Working with nettle blends, however, was extremely challenging. Despite its value of being an incredibly strong fiber, nettle lacked the elasticity of cotton, posing problems throughout the weaving process. Cheung stated that he would not have been shocked if “broken parts of machinery” were found on Candiani’s floor. Another snag in the process was discovering that the cloth takes time to settle before cutting. The fix to this was a 48-hour rest period in which the rolled-out cloth was left undisturbed.
They also noted that they needed to sew the jeans in reverse, rather than sewing the inseam from the left leg to the right leg. Cheung stated that the fabric’s left-hand twill shaped the overall design of the collection. The coin pocket and back patch, which are typically on the right side of jeans, are now on the left.
“The collection is an example of slow fashion, being woven on shuttle looms that is about three times slower than projectile looms. Even the construction is slower than normal,†said Cheung.
WHAT CONSTITUTES THE COLLECTION
The collection comprises uni-sex straight-leg jeans, a jean jacket inspired by the ’90s, and a women’s high-rise straight jeans in rinse and mid-wash. The unisex designs come in sizes ranging from women’s 25/men’s 27 to women’s 34/men’s 36. Gender-neutral sizing does not require its lingo, but Cheung, who recently collaborated on a genderless range of jeans with denim manufacturer Unspun, is keen to revolutionize the gender paradigm that the fashion industry has set up. In addition, each denim garment will come with a digital passport that will provide buyers access to product-level impact information. The new function debuted with the brand’s Horizon line and is intended to promote ethical consumption.
“Gender inclusiveness and gender fluidity have been very much a cultural mentality awakening in the last few years, and that is essential to address. I try to think of it as Omni-sex, pan-sex, or gender-full rather than unisex, which always feels more neutered to me,” Cheung added. If men and women are at opposing ends of a scale, Cheung wants to include everyone in between.

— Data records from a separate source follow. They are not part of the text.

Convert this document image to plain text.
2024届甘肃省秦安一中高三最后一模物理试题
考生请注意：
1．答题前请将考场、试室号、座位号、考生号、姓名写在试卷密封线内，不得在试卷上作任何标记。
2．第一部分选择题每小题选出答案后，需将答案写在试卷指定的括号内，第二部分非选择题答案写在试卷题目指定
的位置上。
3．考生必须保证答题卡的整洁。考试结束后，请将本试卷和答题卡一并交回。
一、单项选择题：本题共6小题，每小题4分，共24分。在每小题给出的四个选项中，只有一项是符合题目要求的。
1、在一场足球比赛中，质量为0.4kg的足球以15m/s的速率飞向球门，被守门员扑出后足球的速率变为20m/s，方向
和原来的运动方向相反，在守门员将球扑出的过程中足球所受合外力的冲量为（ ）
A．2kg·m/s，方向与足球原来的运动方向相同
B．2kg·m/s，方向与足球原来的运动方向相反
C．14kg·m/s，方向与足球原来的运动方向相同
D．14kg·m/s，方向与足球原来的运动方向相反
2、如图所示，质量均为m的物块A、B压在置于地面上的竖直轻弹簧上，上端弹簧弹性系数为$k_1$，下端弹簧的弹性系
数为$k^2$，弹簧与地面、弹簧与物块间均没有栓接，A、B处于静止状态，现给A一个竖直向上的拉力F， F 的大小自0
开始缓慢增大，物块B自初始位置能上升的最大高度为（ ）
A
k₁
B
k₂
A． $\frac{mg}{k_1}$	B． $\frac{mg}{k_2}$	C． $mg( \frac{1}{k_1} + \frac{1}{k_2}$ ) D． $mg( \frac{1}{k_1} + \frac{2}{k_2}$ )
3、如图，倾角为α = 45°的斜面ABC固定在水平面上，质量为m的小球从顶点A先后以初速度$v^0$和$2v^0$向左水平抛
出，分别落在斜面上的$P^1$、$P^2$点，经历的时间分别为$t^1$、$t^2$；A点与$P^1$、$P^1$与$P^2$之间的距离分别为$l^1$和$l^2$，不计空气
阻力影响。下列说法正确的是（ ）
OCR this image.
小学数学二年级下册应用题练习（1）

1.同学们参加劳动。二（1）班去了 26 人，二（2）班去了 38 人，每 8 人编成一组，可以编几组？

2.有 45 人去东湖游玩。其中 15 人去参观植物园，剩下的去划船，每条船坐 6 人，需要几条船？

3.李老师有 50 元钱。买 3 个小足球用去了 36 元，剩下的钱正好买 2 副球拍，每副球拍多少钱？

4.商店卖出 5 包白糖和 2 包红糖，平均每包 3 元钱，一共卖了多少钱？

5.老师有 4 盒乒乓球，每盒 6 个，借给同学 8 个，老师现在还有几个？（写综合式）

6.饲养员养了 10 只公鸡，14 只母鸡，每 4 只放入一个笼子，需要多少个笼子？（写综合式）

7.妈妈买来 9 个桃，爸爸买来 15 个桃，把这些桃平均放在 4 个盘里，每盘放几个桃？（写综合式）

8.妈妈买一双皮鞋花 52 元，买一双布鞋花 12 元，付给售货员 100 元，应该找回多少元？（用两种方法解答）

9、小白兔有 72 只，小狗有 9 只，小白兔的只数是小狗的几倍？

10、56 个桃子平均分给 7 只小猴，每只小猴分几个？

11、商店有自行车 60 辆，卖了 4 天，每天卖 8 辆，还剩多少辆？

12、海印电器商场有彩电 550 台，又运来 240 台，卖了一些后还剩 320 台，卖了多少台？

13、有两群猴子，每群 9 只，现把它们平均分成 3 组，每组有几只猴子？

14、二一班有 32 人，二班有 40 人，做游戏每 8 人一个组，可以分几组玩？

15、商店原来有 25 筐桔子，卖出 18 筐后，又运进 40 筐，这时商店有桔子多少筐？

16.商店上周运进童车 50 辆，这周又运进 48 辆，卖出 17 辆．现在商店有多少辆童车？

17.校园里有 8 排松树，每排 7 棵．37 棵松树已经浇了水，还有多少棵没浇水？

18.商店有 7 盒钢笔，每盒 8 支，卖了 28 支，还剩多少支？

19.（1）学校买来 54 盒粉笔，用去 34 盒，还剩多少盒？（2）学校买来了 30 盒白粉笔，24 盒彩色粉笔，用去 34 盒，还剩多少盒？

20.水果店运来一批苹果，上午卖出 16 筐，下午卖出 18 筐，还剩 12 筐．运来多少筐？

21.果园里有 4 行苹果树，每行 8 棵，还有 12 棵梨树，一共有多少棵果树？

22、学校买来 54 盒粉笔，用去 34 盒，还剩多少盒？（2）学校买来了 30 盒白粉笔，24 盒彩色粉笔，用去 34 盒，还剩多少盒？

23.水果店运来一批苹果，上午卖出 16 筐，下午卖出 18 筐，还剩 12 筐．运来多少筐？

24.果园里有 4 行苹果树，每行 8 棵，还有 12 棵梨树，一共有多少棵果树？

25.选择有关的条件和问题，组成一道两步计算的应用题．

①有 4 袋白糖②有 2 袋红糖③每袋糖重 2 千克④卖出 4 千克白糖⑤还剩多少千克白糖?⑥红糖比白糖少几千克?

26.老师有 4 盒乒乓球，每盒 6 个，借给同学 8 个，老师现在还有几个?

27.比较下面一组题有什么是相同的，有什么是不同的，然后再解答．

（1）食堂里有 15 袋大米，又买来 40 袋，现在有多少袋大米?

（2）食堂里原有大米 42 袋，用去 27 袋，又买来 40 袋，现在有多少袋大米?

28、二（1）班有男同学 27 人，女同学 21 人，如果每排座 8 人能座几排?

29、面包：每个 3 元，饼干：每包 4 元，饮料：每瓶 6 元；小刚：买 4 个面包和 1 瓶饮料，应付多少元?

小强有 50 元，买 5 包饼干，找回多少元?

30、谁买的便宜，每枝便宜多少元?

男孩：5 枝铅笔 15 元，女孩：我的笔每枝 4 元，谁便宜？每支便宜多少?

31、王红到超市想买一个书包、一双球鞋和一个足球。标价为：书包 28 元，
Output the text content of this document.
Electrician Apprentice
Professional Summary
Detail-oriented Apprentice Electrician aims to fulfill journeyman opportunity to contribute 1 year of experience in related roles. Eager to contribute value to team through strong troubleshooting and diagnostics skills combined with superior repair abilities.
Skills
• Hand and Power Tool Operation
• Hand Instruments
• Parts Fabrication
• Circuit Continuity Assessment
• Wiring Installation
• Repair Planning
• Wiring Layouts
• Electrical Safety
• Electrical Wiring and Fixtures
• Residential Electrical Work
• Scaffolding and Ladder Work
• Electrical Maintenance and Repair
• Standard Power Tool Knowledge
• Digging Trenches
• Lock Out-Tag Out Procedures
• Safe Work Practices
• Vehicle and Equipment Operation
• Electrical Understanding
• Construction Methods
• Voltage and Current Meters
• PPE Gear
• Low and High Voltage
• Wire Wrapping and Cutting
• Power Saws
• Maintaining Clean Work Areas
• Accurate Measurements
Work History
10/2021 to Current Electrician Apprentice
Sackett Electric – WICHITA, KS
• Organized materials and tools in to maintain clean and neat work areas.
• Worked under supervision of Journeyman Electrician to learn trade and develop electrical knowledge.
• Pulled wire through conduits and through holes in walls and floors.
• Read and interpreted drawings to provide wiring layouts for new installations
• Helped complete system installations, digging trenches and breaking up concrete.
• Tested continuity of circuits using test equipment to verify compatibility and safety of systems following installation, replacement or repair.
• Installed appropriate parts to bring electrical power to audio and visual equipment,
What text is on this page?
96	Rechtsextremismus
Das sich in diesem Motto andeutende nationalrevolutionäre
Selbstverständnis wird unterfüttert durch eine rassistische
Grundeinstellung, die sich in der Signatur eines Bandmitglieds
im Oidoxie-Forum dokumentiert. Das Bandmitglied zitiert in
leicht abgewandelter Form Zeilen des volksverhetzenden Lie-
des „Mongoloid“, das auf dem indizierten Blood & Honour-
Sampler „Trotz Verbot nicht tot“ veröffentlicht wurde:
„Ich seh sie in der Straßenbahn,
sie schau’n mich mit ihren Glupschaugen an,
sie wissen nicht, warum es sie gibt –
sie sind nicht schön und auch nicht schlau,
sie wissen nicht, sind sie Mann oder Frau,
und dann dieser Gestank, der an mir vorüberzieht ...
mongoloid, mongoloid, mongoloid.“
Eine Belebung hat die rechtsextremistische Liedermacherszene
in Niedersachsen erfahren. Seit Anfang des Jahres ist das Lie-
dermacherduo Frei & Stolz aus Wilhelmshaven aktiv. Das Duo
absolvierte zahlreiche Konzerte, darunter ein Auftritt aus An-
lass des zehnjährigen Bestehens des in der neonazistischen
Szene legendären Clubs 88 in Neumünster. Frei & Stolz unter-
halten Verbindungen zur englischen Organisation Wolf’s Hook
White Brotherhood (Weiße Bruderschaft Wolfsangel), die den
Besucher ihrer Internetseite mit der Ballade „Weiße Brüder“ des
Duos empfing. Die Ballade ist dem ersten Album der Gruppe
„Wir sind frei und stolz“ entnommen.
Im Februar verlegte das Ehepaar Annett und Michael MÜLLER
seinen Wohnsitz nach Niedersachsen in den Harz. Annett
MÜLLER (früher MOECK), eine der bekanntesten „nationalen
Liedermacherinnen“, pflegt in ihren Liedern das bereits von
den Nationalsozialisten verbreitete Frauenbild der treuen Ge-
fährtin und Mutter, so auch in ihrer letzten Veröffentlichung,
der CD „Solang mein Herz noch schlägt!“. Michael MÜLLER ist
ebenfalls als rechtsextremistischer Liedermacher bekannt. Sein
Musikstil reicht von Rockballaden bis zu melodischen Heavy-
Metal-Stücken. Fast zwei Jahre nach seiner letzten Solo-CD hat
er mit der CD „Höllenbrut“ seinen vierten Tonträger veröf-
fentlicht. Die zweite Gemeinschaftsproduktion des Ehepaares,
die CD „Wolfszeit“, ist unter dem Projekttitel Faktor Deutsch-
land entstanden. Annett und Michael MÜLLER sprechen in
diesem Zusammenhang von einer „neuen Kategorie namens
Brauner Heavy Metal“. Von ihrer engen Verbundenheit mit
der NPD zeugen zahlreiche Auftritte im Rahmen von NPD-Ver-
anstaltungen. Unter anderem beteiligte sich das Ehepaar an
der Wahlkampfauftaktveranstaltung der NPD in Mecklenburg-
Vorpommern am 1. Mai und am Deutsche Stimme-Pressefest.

The terminology of denim fits, on the other hand, has to be updated, according to Parkes. For example, renaming “boyfriend jeans” as “baggy fit” might help remove the uncertainty that comes with flashy words that each company translates diversely. She believes that non-gendered descriptions may help establish a common language around fashion and what individuals can anticipate from fits.
The collection is available for purchase on Pangaia’s website for $225-$275, with more denim items on the road. Additional designs, denim materials, and techniques are on the way, Cheung said. Pangaia’s product line will be expanded in November 2021 with the addition of hemp and organic cotton.
“The future of creating a more sustainable fashion industry involves using existing natural materials, like regenerative nettle, that are augmented by scientific and technological processes.†Said Pangaia chief innovation officer Amanda Parkes.
Pangaia’s mission is to promote biodiversity and regenerative agriculture ecosystems while also increasing supply chain resilience by utilizing a wider range of plant fiber sources. The brand is vigorously working on additional new denim breakthroughs that will bring a completely new material library into commercial existence.